I am loosing my daily rhythm. I want to get up early in the morning and go swimming before I get in to the studio by 8am. I want to meditate and do writing before I go the pool. These days I get up past 7am even if I am in bed by 10 in hope for getting up around 5am. I don't like when I get up at 7am the minute after I wake up I feel rushed, that I need to get out and start getting things going right away. It works much better for me if I have some time to relax and not get rushed by emails and things on the phone. I want to make tea and just sit down and look outside the window even though my window is facing the back of the building where I can peak at the neighbor's rectangular lappable outdoor swimming pool with a plant-filled covered terrace, the adjacent neglected garden with painted decorative tiles on the wall illustrating something - Brooklyn Bridge? - and rows of two-chair balcony where one opens the door to it the sun reflects right back to my room. I spent most of the past three weeks in the studio and in my small bedroom. I did not take the subway, I did not go to the city, I did not visit friends, I did not go see a movie or an exhibition. No I did spent some time outside of working; I went out to dinners to my favorite local restaurants, to Hip-hop Vietnamaese restaurant for their delicious Pho, a coffee shop, the stroll, the park. I am kind of puzzeled by the ideas between being satisfied and wanting more. If I learn to appreciate what I have and be happy with what exists instead of love what I don't yet have and want more, where is an improvement or an exploration? I want more and want to try more.

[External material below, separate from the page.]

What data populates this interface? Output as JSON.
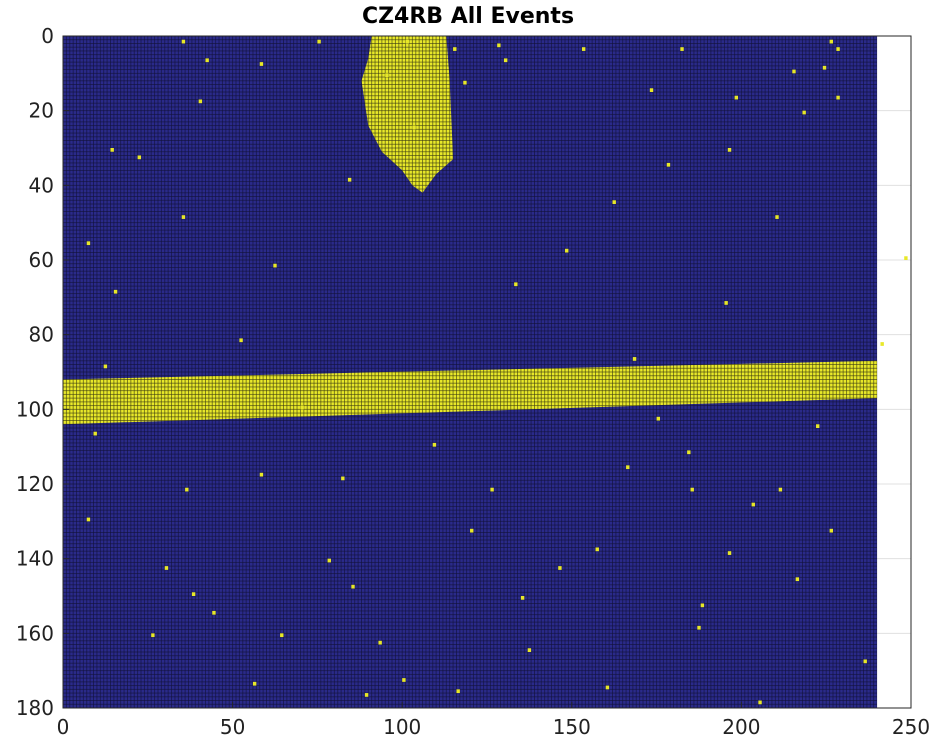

Yesterday I did not do much. I threw one more of the tall bottle because I broke one and I like making more than the exact quantity because there can be cracking and glaze faults. Its my baker's dozen - a potter's dozen. It is the piece I make in two parts so I made the bottom and then the top and have them rest to firm up. The kiln temperature was still high and I had a few more hours to unload. I worked on my laptop and it was already past 2pm. I was tired. The thrown pieces are still too wet to assemble. The kiln is still cooling down and the recycled clay on the wedging table is also still wet. I decided to take a few hour break and headed home for lunch and a rest. I fell asleep with a book in my hand and woke up after over an hour. I kept the computer at the studio to have another reason to go back. I did not particularly feel refreshed after the nap but back at the studio I assembled the two parts, unload the kiln, load another bisque firing, wedged up the clay, cleaned up and left.

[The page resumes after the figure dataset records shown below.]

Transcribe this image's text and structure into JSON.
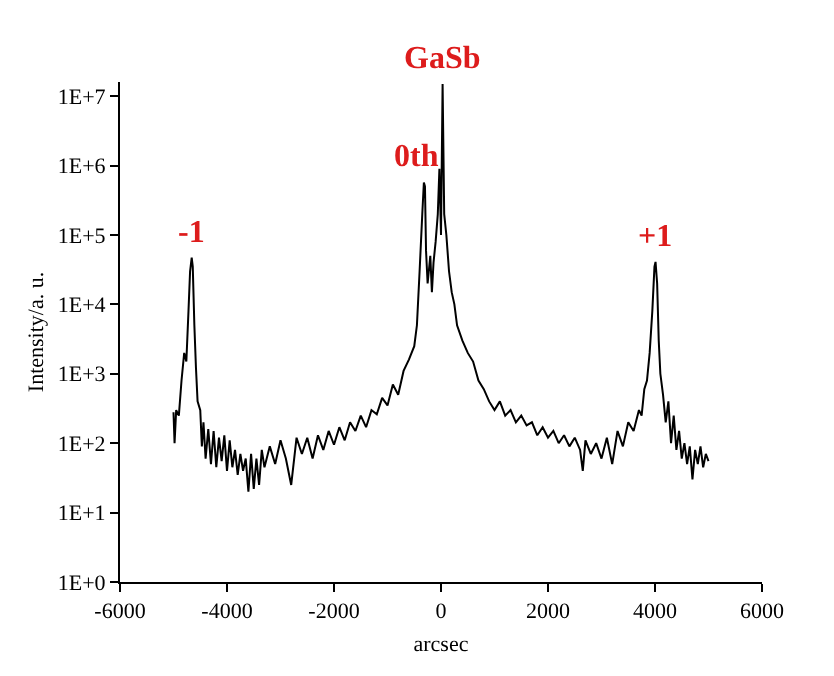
{
  "chart_data": {
    "type": "line",
    "xlabel": "arcsec",
    "ylabel": "Intensity/a. u.",
    "log": "y",
    "marker": "none",
    "line_style": "solid",
    "xlim": [
      -6000,
      6000
    ],
    "xticks": [
      -6000,
      -4000,
      -2000,
      0,
      2000,
      4000,
      6000
    ],
    "ylim": [
      1,
      16000000
    ],
    "yticks": [
      {
        "value": 1,
        "label": "1E+0"
      },
      {
        "value": 10,
        "label": "1E+1"
      },
      {
        "value": 100,
        "label": "1E+2"
      },
      {
        "value": 1000,
        "label": "1E+3"
      },
      {
        "value": 10000,
        "label": "1E+4"
      },
      {
        "value": 100000,
        "label": "1E+5"
      },
      {
        "value": 1000000,
        "label": "1E+6"
      },
      {
        "value": 10000000,
        "label": "1E+7"
      }
    ],
    "annotations": [
      {
        "text": "-1",
        "x": -4660,
        "y": 47000
      },
      {
        "text": "0th",
        "x": -320,
        "y": 570000
      },
      {
        "text": "GaSb",
        "x": 30,
        "y": 15000000
      },
      {
        "text": "+1",
        "x": 4010,
        "y": 41000
      }
    ],
    "series": [
      {
        "color": "#000000",
        "x": [
          -5000,
          -4980,
          -4950,
          -4900,
          -4850,
          -4800,
          -4760,
          -4720,
          -4690,
          -4660,
          -4640,
          -4610,
          -4580,
          -4550,
          -4500,
          -4470,
          -4440,
          -4400,
          -4350,
          -4300,
          -4250,
          -4200,
          -4150,
          -4100,
          -4050,
          -4000,
          -3950,
          -3900,
          -3850,
          -3800,
          -3750,
          -3700,
          -3650,
          -3600,
          -3550,
          -3500,
          -3450,
          -3400,
          -3350,
          -3300,
          -3200,
          -3100,
          -3000,
          -2900,
          -2800,
          -2700,
          -2600,
          -2500,
          -2400,
          -2300,
          -2200,
          -2100,
          -2000,
          -1900,
          -1800,
          -1700,
          -1600,
          -1500,
          -1400,
          -1300,
          -1200,
          -1100,
          -1000,
          -900,
          -800,
          -700,
          -600,
          -500,
          -450,
          -400,
          -350,
          -320,
          -300,
          -280,
          -250,
          -200,
          -170,
          -140,
          -100,
          -60,
          -30,
          0,
          30,
          60,
          100,
          150,
          200,
          250,
          300,
          400,
          500,
          600,
          700,
          800,
          900,
          1000,
          1100,
          1200,
          1300,
          1400,
          1500,
          1600,
          1700,
          1800,
          1900,
          2000,
          2100,
          2200,
          2300,
          2400,
          2500,
          2600,
          2650,
          2700,
          2800,
          2900,
          3000,
          3100,
          3200,
          3300,
          3400,
          3500,
          3600,
          3700,
          3750,
          3800,
          3850,
          3900,
          3950,
          3990,
          4010,
          4040,
          4070,
          4100,
          4150,
          4200,
          4250,
          4300,
          4350,
          4400,
          4450,
          4500,
          4550,
          4600,
          4650,
          4700,
          4750,
          4800,
          4850,
          4900,
          4950,
          5000
        ],
        "values": [
          280,
          100,
          300,
          250,
          800,
          2000,
          1500,
          8000,
          30000,
          47000,
          35000,
          5000,
          1200,
          400,
          300,
          90,
          200,
          60,
          160,
          50,
          150,
          45,
          120,
          55,
          130,
          40,
          110,
          45,
          80,
          35,
          70,
          40,
          60,
          20,
          70,
          22,
          60,
          25,
          80,
          45,
          90,
          50,
          110,
          60,
          25,
          120,
          70,
          120,
          60,
          130,
          80,
          150,
          95,
          170,
          110,
          200,
          150,
          250,
          170,
          300,
          260,
          450,
          350,
          700,
          500,
          1100,
          1600,
          2500,
          5000,
          30000,
          200000,
          570000,
          500000,
          60000,
          20000,
          50000,
          15000,
          40000,
          80000,
          200000,
          900000,
          100000,
          15000000,
          200000,
          100000,
          30000,
          15000,
          10000,
          5000,
          3000,
          2000,
          1500,
          800,
          600,
          400,
          300,
          400,
          250,
          300,
          200,
          250,
          180,
          200,
          130,
          170,
          120,
          150,
          100,
          130,
          90,
          120,
          80,
          40,
          110,
          70,
          100,
          60,
          120,
          50,
          150,
          90,
          200,
          150,
          300,
          250,
          600,
          800,
          2000,
          8000,
          35000,
          41000,
          20000,
          3000,
          1000,
          500,
          200,
          400,
          100,
          250,
          80,
          150,
          60,
          100,
          50,
          90,
          30,
          80,
          50,
          90,
          45,
          70,
          55
        ]
      }
    ]
  }
}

I prefer not to have tight deadlines. I started working on this project last year while I was working 3 days a week in the city. When I made the commitment I knew it was going to be tight and asked for an extension which got me an additional week. Still, I thought being able to work full time in my studio would dramatically help me with the time line. Sure it does but not so much like I hoped. What can I do differently? Get a help I think. it's better to start getting a help when I am not pressed with time. I can also think that this is natural that I feel pressured because it is a challenging work for me. I would probeably not be satisfied if I was working on things I have already known how and feel that I should be doing more, something new and something more than I would feel comfortable with. Otherwise where is my challenge and where am I going from here?